Juguemos
Un día de agosto viniste a tocar la puerta de los vecinos corriendo, gritando —¡Abran, abran, no me puedo escapar, me persiguen las abejas! Y los vecinos no estaban y yo te abrí la puerta de mi casa, pero no habían abejas persiguiéndote y te reíste con una sonrisa que me partió en tres el corazón porque me decía lo bello que eras y lo necesitado que estabas de un abrazo.

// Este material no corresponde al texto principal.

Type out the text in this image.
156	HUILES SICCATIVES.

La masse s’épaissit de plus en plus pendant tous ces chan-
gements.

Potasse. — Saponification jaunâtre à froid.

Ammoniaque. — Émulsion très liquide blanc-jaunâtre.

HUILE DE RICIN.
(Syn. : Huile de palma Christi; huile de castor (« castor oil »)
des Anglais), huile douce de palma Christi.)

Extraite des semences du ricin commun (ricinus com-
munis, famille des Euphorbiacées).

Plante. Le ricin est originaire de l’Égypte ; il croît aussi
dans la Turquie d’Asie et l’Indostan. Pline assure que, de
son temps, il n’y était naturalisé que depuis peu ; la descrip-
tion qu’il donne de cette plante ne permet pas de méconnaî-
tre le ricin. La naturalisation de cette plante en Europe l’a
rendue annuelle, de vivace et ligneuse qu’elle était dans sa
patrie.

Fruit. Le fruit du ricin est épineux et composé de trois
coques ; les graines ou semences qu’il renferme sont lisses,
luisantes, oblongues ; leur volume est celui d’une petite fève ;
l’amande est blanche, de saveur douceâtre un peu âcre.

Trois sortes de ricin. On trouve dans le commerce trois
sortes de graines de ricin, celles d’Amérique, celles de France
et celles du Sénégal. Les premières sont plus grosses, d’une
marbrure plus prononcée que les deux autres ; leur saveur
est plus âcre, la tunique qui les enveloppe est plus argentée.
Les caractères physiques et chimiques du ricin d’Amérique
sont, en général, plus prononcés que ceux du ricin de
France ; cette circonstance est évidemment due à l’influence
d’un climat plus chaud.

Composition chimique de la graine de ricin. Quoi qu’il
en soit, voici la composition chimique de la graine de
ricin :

Yo te abracé por horas sin saber tu nombre. Se hizo de noche y tu no me soltabas. Tenías una sed de abrazo que nunca había visto, ni siquiera en un niño como tú. Porque eras un niño después de todo y lo de las abejas había sido un cuento y los vecinos que no estaban eran tus tíos y tú habías salido corriendo, huyendo de tu casa donde no querías ni podías estar y no querías más sino que yo te abrazara como si hubiera un hueco enorme en el mundo y todo se estuviera escapando por ahí y la única manera de no ser absorbido por el hueco fuese estar abrazados.
Yo no quería decirte nada, tu corazón parecía tan desolado. Luego me di cuenta de que yo te había llamado, de que yo te necesitaba tanto como tú a mí.
—Azul, azul— empezaste a decir como una letanía y yo no entendía nada, pero luego todo alrededor se hizo azul y no se veían más que cosas azules por todas partes, lo demás desaparecía.
El mar no estaba cerca, pero todo era mar, el sonido de las olas vino de muy lejos, constante —azul, azul— seguías repitiendo y tus palabras se hacían olas que bañaban toda la casa.
Yo quería alargar el tiempo, que esto nunca acabara —azul, azul— y las olas y el abrazo, pero estábamos al borde del hueco.